Tuesday, November 23, 2010

Foucault 1979 CdF, Chapter 9, 14 Mar 1979

Discussion began with questions.

Q1: What is kept and what is changed in the transition from the classical and neoliberal conception of homo economicus?

Q2: Economics as focus on activity rather than process. How is the abilities-machine distinct from Marxist account?

Q3: What is the new relationship between quality and quantity in the shift to the neoliberal conception of labor?

Q4: What is the distinction between labor power and capital ability?

Q5: How does “investment” (pg. 231) allow neoliberal economists avoid the Marxist contradictions of capitalism?

Q6: Does Foucault endorse or describe neoliberalism?
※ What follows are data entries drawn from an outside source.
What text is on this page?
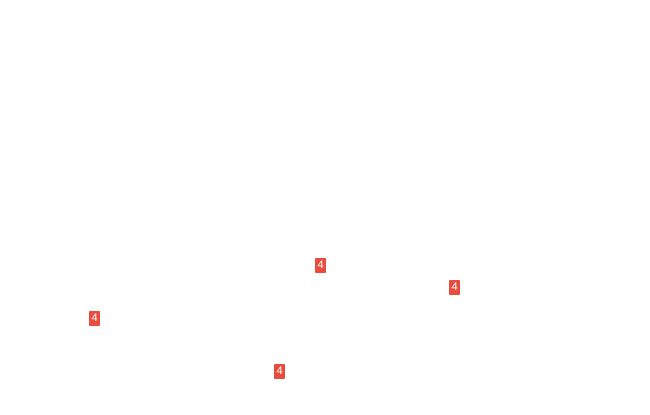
4
4
4
4
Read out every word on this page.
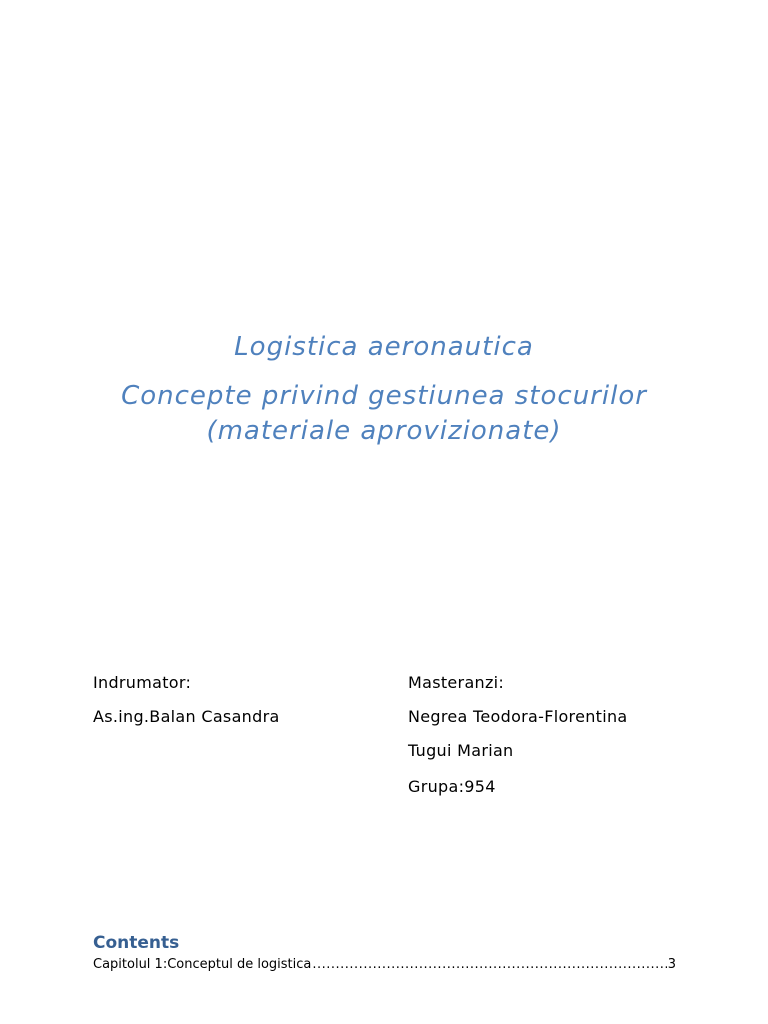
Logistica aeronautica
Concepte privind gestiunea stocurilor
(materiale aprovizionate)
Indrumator:
As.ing.Balan Casandra
Masteranzi:
Negrea Teodora-Florentina
Tugui Marian
Grupa:954
Contents
Capitolul 1:Conceptul de logistica
.....	3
If it is a description, is it one of the neoliberal discourse or of reality? Or both at the same time?

The shift from process to activity, for Foucault, is the shift from conceptualizing labor in terms of quantifiable processes to qualitative shifts and discoveries of new sources and forms of productivity, new markets, and uses of manpower. It is suggested that the analysis of innovation (pg. 231), demonstrates that there is no necessary logic of capitalism, that neoliberals used innovation to continue to keep capitalism developing in new ways. We should also keep in mind that the deployment of the concept of innovation does not substitute a new historical determinacy.

What does it mean to make an entrepreneur of ourselves? What process of subjectivation is this? What kind of subjects are we making ourselves into? (Labor power vs. capital ability) If there is a critique of capitalism, it needs to be at the level of who we are as subjects since power is productive of subjectivity. If we are an investor and an investment at the same time, isn’t there a parallel between his analysis of the self being the subject and object of ethical work discussed in later works? Why is this process of subjectivation different from care of the self of the Greeks? Is it that the Greeks meant to create an aesthetic object, a beautiful self? The neoliberal entrepreneur aims to create the most capital, not the beautiful self. What is the room for critique? How can one mode of subjectivation critique another? Perhaps it would be helpful to remember Foucault’s subjectivation typology:

Substance

Mode

Work

Telos

First Greek Era

Aphrodisia

Aesthetics, reputation, glory

Rule-based asceticism

Asymmetrical self-mastery

Christianity

Desire

Revelation

Self-decipherment

Purity/Heaven

Neoliberal entrepreneur

Capital-abilities

Growth

Investment/Innovation

Utility

It is important to realize that there are multiple types of subjectivation working at one time; also, each person may embody many modes of subjectivation at once, and they don’t necessarily line up neatly. To end, what is the relation between modes of subjectivation and the systems and strategies that we are wrapped up in? We must take this problem up at the level of practice and not just theory.